- Directed by: R. Jayaprakash
- Written by: R. Jayaprakash
- Produced by: R. Jayaprakash
- Starring: Mohankumar; Ramana; Rekha Unnikrishnan; Ragini Nandwani;
- Cinematography: R. Selva
- Edited by: M. P. Ravichandran
- Music by: Sabesh–Murali
- Production company: Jayavilas Films
- Release date: 28 January 2005;
- Running time: 125 minutes
- Country: India
- Language: Tamil

= Ayodhya (2005 Tamil film) =

Ayodhya is a 2005 Tamil-language drama film written, produced and directed by R. Jayaprakash. The film stars newcomer Mohankumar, Ramana, Rekha Unnikrishnan and newcomer Ragini Nandwani, with Manivannan, J. Livingston, Charan Raj, Saranya Ponvannan, Seetha, Ilavarasu, Mayilsamy, Chitti Babu and Delhi Kumar playing supporting roles. It was released on 28 January 2005.

==Plot==

Hussain Bhai (J. Livingston) and Sundaram Pillai (Charan Raj) were best friends in Ayodhyapuri near Nagercoil, a place where Hindus and Muslims lived in harmony. Hussain and Sundaram bought land to build a factory at that place. Hussain was married to Jameela (Saranya Ponvannan), while Sundaram married Seetha (Seetha) under Hussain and Jameela's blessings. Jameela and Seetha then became pregnant. Jameela, who had suffered a miscarriage, feared to lose her baby. In the meantime, Sabapathy (Manivannan), who was a troublemaker, turned the friends into enemies for his own personal gain. This issue was taken by the villagers, and the village split into two with Muslims on one side and Hindus on the other side. Later, Seetha and Jameela gave birth in the same hospital the same day. Fearing that Jameela's baby may die, Seetha switched the babies in their cradles, but Jameela knew about it.
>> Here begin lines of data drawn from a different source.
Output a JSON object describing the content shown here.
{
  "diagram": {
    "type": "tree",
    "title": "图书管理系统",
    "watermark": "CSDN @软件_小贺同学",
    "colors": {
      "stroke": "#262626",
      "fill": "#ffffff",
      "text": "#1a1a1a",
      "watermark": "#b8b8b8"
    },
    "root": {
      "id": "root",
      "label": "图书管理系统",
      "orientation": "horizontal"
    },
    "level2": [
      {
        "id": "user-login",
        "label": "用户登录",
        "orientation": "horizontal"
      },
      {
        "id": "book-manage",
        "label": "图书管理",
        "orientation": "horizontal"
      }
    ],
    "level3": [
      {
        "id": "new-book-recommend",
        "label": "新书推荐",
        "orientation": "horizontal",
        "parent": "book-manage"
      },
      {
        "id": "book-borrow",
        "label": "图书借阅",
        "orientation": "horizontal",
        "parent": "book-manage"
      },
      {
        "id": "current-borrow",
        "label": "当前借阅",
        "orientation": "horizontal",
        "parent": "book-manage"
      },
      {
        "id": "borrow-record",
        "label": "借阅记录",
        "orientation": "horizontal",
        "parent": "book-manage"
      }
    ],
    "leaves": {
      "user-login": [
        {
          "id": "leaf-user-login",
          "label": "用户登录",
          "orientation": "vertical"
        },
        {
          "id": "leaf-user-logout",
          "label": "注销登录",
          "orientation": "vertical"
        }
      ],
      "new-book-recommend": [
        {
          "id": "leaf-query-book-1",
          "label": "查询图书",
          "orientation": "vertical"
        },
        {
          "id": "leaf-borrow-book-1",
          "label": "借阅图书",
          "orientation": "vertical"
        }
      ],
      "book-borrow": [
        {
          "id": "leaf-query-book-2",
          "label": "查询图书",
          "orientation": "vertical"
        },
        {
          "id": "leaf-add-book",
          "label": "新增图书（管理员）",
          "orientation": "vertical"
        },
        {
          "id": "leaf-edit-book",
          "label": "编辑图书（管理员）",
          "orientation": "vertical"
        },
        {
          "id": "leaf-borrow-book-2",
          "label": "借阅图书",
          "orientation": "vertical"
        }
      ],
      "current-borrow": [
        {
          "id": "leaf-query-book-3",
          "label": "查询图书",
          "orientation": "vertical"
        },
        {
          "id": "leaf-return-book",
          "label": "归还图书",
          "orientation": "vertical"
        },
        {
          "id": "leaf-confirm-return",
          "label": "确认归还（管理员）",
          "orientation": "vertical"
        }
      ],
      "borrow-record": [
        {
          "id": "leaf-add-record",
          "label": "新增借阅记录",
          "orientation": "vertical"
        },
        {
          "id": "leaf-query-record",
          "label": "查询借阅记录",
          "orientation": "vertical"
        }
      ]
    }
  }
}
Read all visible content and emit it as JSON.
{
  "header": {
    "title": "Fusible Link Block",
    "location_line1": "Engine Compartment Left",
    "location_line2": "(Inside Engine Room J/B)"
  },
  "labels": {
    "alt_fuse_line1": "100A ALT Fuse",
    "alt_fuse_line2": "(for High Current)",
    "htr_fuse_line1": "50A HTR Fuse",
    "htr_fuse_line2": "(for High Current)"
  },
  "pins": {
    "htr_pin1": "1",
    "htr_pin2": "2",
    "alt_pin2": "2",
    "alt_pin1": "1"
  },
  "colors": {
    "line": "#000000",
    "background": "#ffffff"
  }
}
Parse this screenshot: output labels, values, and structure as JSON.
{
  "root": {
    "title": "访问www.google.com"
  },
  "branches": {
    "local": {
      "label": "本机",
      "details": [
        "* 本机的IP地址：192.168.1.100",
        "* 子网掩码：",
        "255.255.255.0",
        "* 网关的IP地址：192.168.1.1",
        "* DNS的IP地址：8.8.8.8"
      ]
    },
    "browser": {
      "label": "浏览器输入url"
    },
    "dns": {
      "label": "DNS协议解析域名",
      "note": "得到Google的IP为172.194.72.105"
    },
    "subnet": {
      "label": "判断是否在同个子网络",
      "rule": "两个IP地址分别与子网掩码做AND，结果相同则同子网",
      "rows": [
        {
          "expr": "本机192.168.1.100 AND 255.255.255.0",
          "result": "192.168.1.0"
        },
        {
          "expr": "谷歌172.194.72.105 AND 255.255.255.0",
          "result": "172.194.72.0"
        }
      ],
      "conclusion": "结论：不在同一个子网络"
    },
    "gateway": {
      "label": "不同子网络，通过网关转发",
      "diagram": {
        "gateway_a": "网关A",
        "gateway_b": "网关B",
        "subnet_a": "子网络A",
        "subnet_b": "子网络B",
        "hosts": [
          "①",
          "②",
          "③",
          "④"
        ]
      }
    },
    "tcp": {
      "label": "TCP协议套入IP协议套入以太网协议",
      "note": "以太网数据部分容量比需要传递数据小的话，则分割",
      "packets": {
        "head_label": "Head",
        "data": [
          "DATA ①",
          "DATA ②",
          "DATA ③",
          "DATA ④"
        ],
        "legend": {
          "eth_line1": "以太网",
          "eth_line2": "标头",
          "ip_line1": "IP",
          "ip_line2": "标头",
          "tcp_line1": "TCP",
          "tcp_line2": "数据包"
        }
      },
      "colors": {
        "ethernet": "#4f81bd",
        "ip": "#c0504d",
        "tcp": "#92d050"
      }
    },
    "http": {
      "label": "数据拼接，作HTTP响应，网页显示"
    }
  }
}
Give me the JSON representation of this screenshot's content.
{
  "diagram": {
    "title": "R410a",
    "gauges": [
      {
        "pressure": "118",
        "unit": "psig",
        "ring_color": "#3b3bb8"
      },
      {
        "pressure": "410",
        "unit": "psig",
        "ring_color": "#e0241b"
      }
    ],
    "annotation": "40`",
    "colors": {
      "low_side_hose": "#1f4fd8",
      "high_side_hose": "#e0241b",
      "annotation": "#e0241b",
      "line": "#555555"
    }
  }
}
25 years later, the conflict intensified between Hussain and Sundaram, and they are in a legal fight over the factory with Sabapathy, continuing to add fuel to the conflict. Seetha and Jameela want their husbands to make peace. Hussain's son grows up as Shankar (Ramana) in Sundaram's house, whereas Sundaram's son grows up as Ameer (Mohankumar) in Hussain's house. Ameer falls in love with Shankar's cousin Anu (Rekha Unnikrishnan), while Shankar falls in love with Ameer's relative Zarina (Ragini Nandwani). Thereafter, Ameer and Shankar become friends and decide to support their love. Sabapathy, who pulled strings to create conflicts between Muslims and Hindus, is ultimately killed. The film ends with Hussain and Sundaram making up after their quarrel, the lovers brought together, and Muslims and Hindus making peace.

==Production==
Director R. Jayaprakash explained, "The title is suggestive of the trouble that takes place in the story. Ayodhya is a holy place and for those living in the village, there is no controversy or the location of the temple. For the outsiders only the trouble. All the unrest in this town is due to outsiders. So is the case with the village and the two lovebirds". Newcomer Mohankumar, Ramana, Rekha Unnikrishnan, and newcomer Ragini Nandwani signed to play the lead roles. Sabesh–Murali had scored music for the film, and two of the songs were shot in Ireland.

==Soundtrack==

The soundtrack was composed by the duo Sabesh–Murali, with lyrics written by Na. Muthukumar, P. Vijay and Kalaikumar.

| Track | Song | Singer(s) | Duration |
|---|---|---|---|
| 1 | "Sivakasi Thee Vizhikal" | Srinivas | 6:01 |
| 2 | "Orange" | Sujatha Mohan | 6:01 |
| 3 | "Markali Maasa" | Ranjith, Swapna Madhuri | 5:40 |
| 4 | "Kichili Kichilikka" | Karthik | 5:02 |
| 5 | "Bhagavane Enn Kadhal" | Sabesh, Chinmayi | 5:11 |
| 6 | "Aayiram Meena Enn Nenjai" | Harish Raghavendra | 5:41 |

==Reception==
Balaji Balasubramaniam of bbthots.com wrote, "Ayodhya's only link to religion is that it features two Hindu-Muslim romances. But the director has complicated the romances so much that even he is unable to close things off cleanly" and added, "Mohankumar lacks the talent, looks, physique and voice to be a leading man [...] Ramanaa fares better compared to him". Sify said, "Even though Jayaprakash sets out to make a movie on Hindu-Muslim amity to spread communal harmony, he ends up making a distasteful film". The film bombed at the box office.